Retail sales of passenger EVs, two-wheelers see huge jump
Retail sales of electric passenger vehicles grew 296% from 593 in February 2021 to 2,352 units in February 2022, while those of electric two-wheelers rose 433% from 6,083 to 32,443 units over over the same period, data from the Federation of Automobiles Dealers Association showed.
Who’s doing what: Most auto companies are stepping up production by partnerships or by putting up separate assembly lines, which will see more EV models on the road in fiscal year 2023.
- Hero Electric and the Mahindra Group announced a Rs 150-crore, five-year partnership last month, and rolled out their first electric two-wheeler, Optima.
- Ola Electric and Ather Energy are also increasing production capacity of EVs.
- MG Motor India on Monday launched its all-new ZS EV variant, with a starting price tag of Rs 21.99 lakh.
Indian firms face increased risk of cyberattacks, experts warn Cyberattacks following the Russian invasion of Ukraine could affect critical infrastructure, supply chains, financial services, manufacturing and utilities in India, according to cybersecurity agencies and experts.
Fitch Ratings has said that cyberattacks on businesses and government agencies have increased across the world, and the risk of spillover cyberattacks against non-primary targets has escalated.
Indian enterprises have not been victims of any major targeted cyberattacks yet, but there are concerns that attacks on larger global supply chains could affect Indian businesses, security experts said.
Phishing and supply chain attacks: “Cyberattacks directed elsewhere may find their way to enterprises in India, making supply chain attacks one of the top concerns.
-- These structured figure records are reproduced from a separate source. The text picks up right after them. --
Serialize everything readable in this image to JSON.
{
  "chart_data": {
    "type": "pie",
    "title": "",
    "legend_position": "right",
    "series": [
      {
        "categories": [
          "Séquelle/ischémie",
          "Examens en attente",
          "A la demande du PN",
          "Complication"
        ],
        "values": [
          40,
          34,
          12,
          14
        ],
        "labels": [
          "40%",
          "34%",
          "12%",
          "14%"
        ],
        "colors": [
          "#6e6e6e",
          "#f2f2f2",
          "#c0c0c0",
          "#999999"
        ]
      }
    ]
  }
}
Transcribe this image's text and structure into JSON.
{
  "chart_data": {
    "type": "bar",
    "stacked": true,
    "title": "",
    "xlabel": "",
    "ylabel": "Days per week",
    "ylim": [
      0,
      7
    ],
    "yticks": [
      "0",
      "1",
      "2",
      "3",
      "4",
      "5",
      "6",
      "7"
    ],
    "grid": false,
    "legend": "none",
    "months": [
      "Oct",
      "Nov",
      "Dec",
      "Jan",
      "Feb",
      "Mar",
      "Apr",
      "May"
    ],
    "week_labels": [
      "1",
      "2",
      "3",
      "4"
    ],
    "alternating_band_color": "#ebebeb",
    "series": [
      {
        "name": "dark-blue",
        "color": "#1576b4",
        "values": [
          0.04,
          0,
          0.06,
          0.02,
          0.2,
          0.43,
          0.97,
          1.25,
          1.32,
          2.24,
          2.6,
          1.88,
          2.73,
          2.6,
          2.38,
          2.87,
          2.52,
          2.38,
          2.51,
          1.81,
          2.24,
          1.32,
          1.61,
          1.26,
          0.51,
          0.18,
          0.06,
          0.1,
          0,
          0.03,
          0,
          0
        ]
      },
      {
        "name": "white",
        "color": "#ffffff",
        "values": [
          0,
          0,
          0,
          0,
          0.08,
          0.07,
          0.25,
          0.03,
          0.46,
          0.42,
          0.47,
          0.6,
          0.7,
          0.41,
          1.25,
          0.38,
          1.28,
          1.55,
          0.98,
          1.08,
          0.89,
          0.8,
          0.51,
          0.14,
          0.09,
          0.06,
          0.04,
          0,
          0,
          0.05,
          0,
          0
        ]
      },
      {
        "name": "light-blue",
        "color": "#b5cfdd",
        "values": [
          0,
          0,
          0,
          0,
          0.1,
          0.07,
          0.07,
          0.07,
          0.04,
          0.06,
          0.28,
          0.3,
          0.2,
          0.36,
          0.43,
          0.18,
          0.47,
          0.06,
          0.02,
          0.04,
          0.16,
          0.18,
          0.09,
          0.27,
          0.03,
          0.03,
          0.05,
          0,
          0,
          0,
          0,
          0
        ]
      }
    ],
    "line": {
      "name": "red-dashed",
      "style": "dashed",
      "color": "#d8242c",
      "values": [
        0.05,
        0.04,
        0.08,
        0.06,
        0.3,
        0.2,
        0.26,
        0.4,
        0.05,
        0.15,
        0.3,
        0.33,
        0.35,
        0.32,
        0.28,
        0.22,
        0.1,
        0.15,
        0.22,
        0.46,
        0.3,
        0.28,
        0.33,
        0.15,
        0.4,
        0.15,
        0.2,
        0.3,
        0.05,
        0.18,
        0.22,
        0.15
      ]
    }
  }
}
Similarly, the way pandemic-themed attacks played out last year, threat actors are likely to exploit the current crisis to launch new types of phishing attacks,” said Gaurav Shukla, partner, Deloitte India.
ETtech Deals Digest
Ninjacart acquires SaaS platform Tecxprt to streamline supply chain: Fresh produce supply chain startup Ninjacart acquired Tecxprt, a Software-as-a-Service (SaaS)-based communication platform. The entire team of Tecxprt will join Ninjacart as part of the deal. The company did not disclose the transaction size.
Electric two-wheeler startup Yulu to raise $100 million: Electric two-wheeler startup Yulu is planning to raise up to $100 million to expand its business model and grab a larger pie of the growing last-mile mobility segment. Yulu, which has created the country’s largest battery as a service network with 3 million battery swaps till date, will expand its fleet to 100,000 units by the end of the year from 10,000 units currently, open up franchisee models to reach newer cities and cater to personal buyers in the next one year.
Zeta raises another $30 million from Mastercard, others: Banking tech platform Zeta raised $30 million as a part of strategic investment from Mastercard and other investors, taking the company’s valuation to $1.5 billion. This is a continuation of the $240 million funding round that Zeta raised last May, led by SoftBank Vision Fund 2. The round valued the company at $1.45 billion, marking its entry into India’s unicorn club. A unicorn is a privately held startup valued at $1 billion or more.
Agritech startup Otipy raises $32 million: Otipy, a community group buying platform for fresh produce and daily essentials, raised $32 million (about Rs 235 crore) led by WestBridge Capital. Existing investors SIG and Omidyar Network India also participated in the round. The fresh funding round has come within six months of the Crofarm Agriproducts-operated platform raising Rs 76 crore ($10.2 million) from SIG, Omidyar Network India, and IPV (Inflection Point Ventures), Pravega Ventures.